You need to cut out pieces and fit them along the outlines and the base of the box. This will provide support and hold your shelves in place.
Using these materials allows you to pack in more pieces inside one box as bubble wraps take up much more volume.
Still, packing in too much can make your box too heavy to move.
After the primary and secondary packaging, you’ll need moving blankets as the last layer of protection. These items are designed for heavy-duty moving and are critical in safely setting your furniture in your new home.
You’ll need packing tape for two things: sealing boxes and keeping all layers of shelf packaging intact.
Sudden or strong movements during transport or lifting can burst open poorly secured boxes. This is why you need to have quality tape to ensure that all packaging ends and the box itself are tightly secured.
We all know what moving is like. You’ll likely have boxes stacked everywhere. It’ll be too difficult to keep track of everything without labels. This is when markers come in handy.
Place labels indicating what’s inside each box you finish wrapping. For glass pieces, include “Fragile” and the orientation desired.
This is as important to you as it is to helpers or movers if you’re looking to hire their services.
Safety should be your main priority when performing packing duties. Besides possible breakage or damage to your furniture, you need to avoid self-sustained injuries.
Make sure to get a pair of gloves that will give you a good grip. This will help you avoid the glass from slipping and breaking.
Now that you have all of the needed supplies, here’s a step-by-step guide for you to follow:
- First, clean your shelves with a dust cloth or soapy water, then dry them.
- Measure the shelf dimensions in preparation for the box and packaging size.
- Then, cut appropriate-sized packaging paper.
- Individually wrap the shelves with the cutouts.
- Afterward, wrap each piece with bubble wrap
- If using cardboard or foam wrap, create the base and side supports for the box.
- Then, wrap shelves with furniture blankets.
- Make sure that all layers of packaging are taped at the ends.
- Place the shelves into the boxes labeled “Fragile.”
- Next, secure them in place with crumpled packing paper or bubble wrap.
- Finally, close and properly tape the box.
Moving places takes a lot of work. You need to put in hours of work, packing things both big and small. Additionally, part of the challenge is preparing to move large furniture that contains glass shelves.
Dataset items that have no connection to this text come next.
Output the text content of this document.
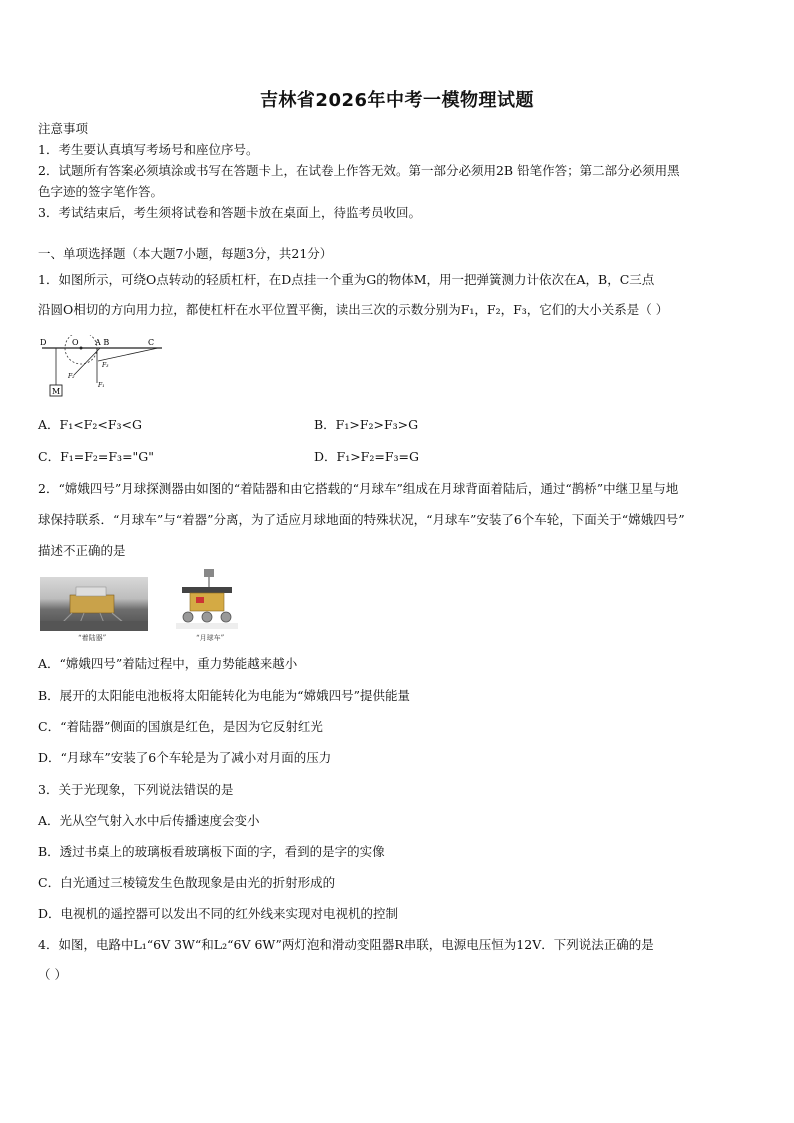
吉林省2026年中考一模物理试题
注意事项
1．考生要认真填写考场号和座位序号。
2．试题所有答案必须填涂或书写在答题卡上，在试卷上作答无效。第一部分必须用2B 铅笔作答；第二部分必须用黑
色字迹的签字笔作答。
3．考试结束后，考生须将试卷和答题卡放在桌面上，待监考员收回。
一、单项选择题（本大题7小题，每题3分，共21分）
1．如图所示，可绕O点转动的轻质杠杆，在D点挂一个重为G的物体M，用一把弹簧测力计依次在A，B，C三点
沿圆O相切的方向用力拉，都使杠杆在水平位置平衡，读出三次的示数分别为F₁，F₂，F₃，它们的大小关系是（ ）
D	O A B	C
M
F₁
F₂
F₃
A．F₁<F₂<F₃<G	B．F₁>F₂>F₃>G
C．F₁=F₂=F₃="G"	D．F₁>F₂=F₃=G
2．“嫦娥四号”月球探测器由如图的“着陆器和由它搭载的“月球车”组成在月球背面着陆后，通过“鹊桥”中继卫星与地
球保持联系．“月球车”与“着器”分离，为了适应月球地面的特殊状况，“月球车”安装了6个车轮，下面关于“嫦娥四号”
描述不正确的是
“着陆器”	“月球车”
A．“嫦娥四号”着陆过程中，重力势能越来越小
B．展开的太阳能电池板将太阳能转化为电能为“嫦娥四号”提供能量
C．“着陆器”侧面的国旗是红色，是因为它反射红光
D．“月球车”安装了6个车轮是为了减小对月面的压力
3．关于光现象，下列说法错误的是
A．光从空气射入水中后传播速度会变小
B．透过书桌上的玻璃板看玻璃板下面的字，看到的是字的实像
C．白光通过三棱镜发生色散现象是由光的折射形成的
D．电视机的遥控器可以发出不同的红外线来实现对电视机的控制
4．如图，电路中L₁“6V 3W“和L₂“6V 6W”两灯泡和滑动变阻器R串联，电源电压恒为12V．下列说法正确的是
（ ）
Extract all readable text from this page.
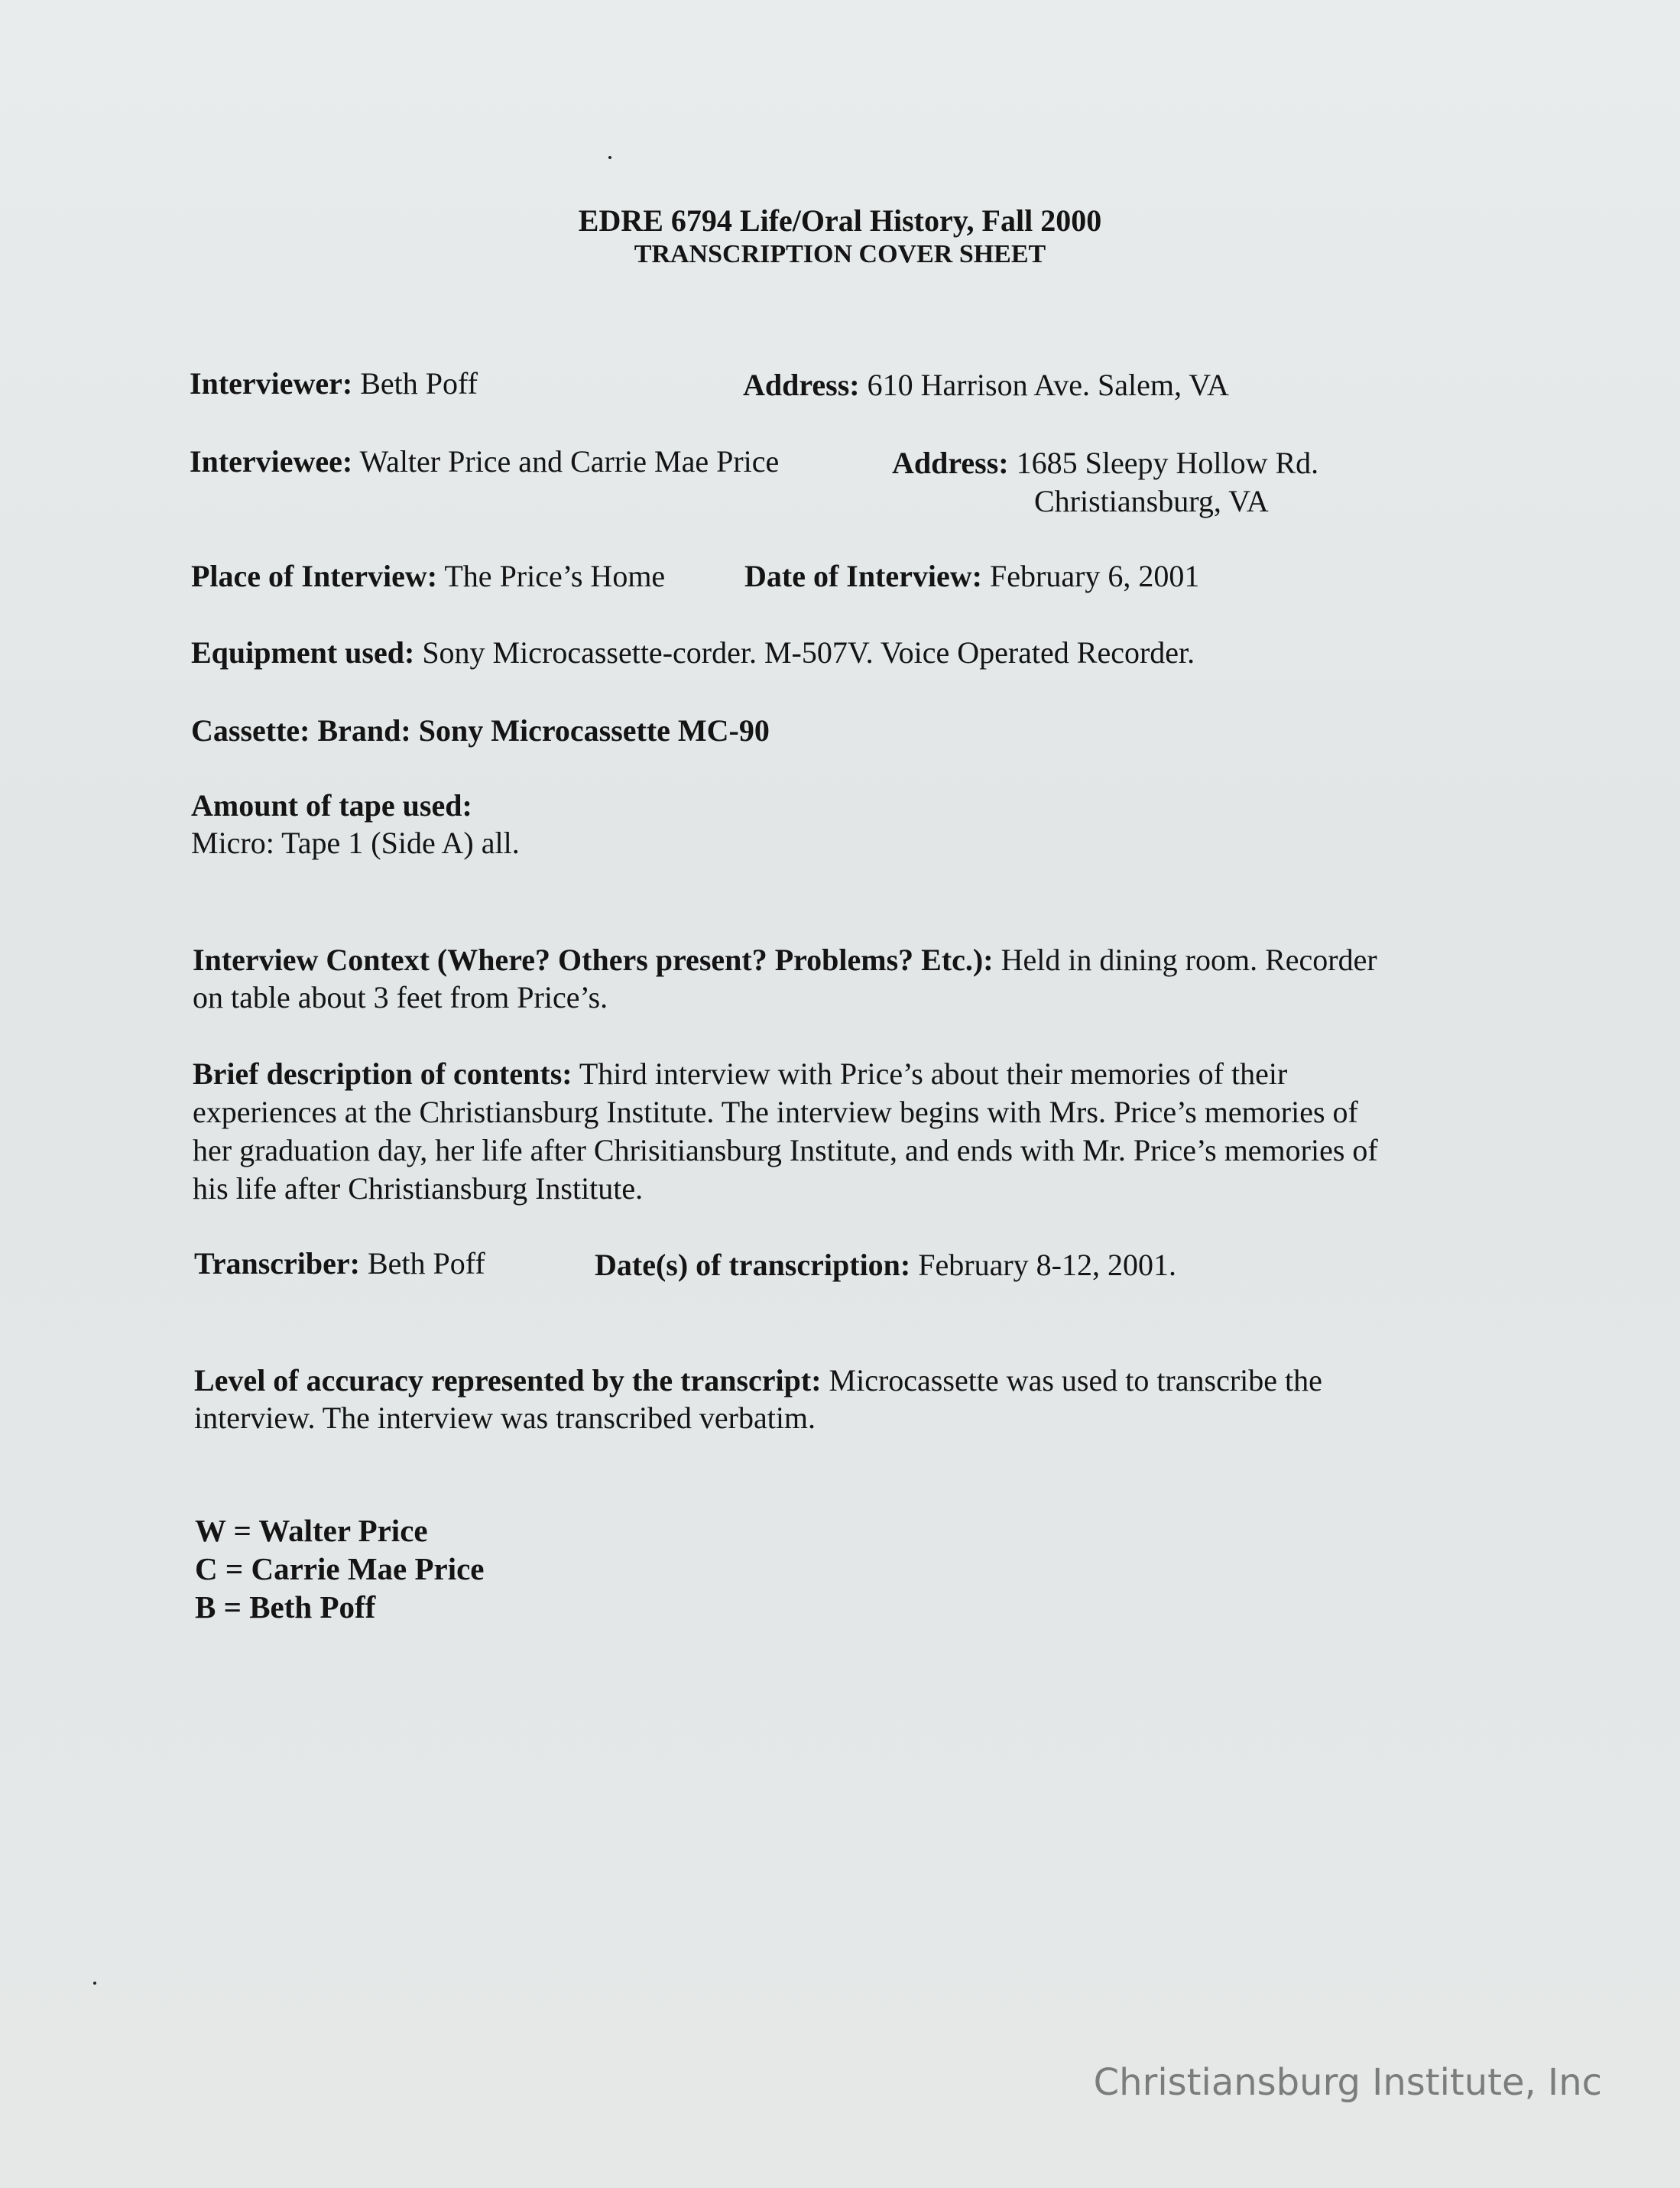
EDRE 6794 Life/Oral History, Fall 2000
TRANSCRIPTION COVER SHEET
Interviewer: Beth Poff	Address: 610 Harrison Ave. Salem, VA
Interviewee: Walter Price and Carrie Mae Price	Address: 1685 Sleepy Hollow Rd.
Christiansburg, VA
Place of Interview: The Price’s Home	Date of Interview: February 6, 2001
Equipment used: Sony Microcassette-corder. M-507V. Voice Operated Recorder.
Cassette: Brand: Sony Microcassette MC-90
Amount of tape used:
Micro: Tape 1 (Side A) all.
Interview Context (Where? Others present? Problems? Etc.): Held in dining room. Recorder
on table about 3 feet from Price’s.
Brief description of contents: Third interview with Price’s about their memories of their
experiences at the Christiansburg Institute. The interview begins with Mrs. Price’s memories of
her graduation day, her life after Chrisitiansburg Institute, and ends with Mr. Price’s memories of
his life after Christiansburg Institute.
Transcriber: Beth Poff	Date(s) of transcription: February 8-12, 2001.
Level of accuracy represented by the transcript: Microcassette was used to transcribe the
interview. The interview was transcribed verbatim.
W = Walter Price
C = Carrie Mae Price
B = Beth Poff
Christiansburg Institute, Inc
To address this common concern, we’ve listed packing supplies and detailed how to pack glass shelves for moving. This includes three layers of protection; packing paper, bubble wrap, and furniture blankets.
Packing paper serves to protect the glass from scratches, dirt, and dust buildup. It can also be used to fill up empty spaces and help secure the shelves in place.
Meanwhile, bubble wrap and furniture blankets act as shock absorbers to prevent breakage and other damages during transit and handling.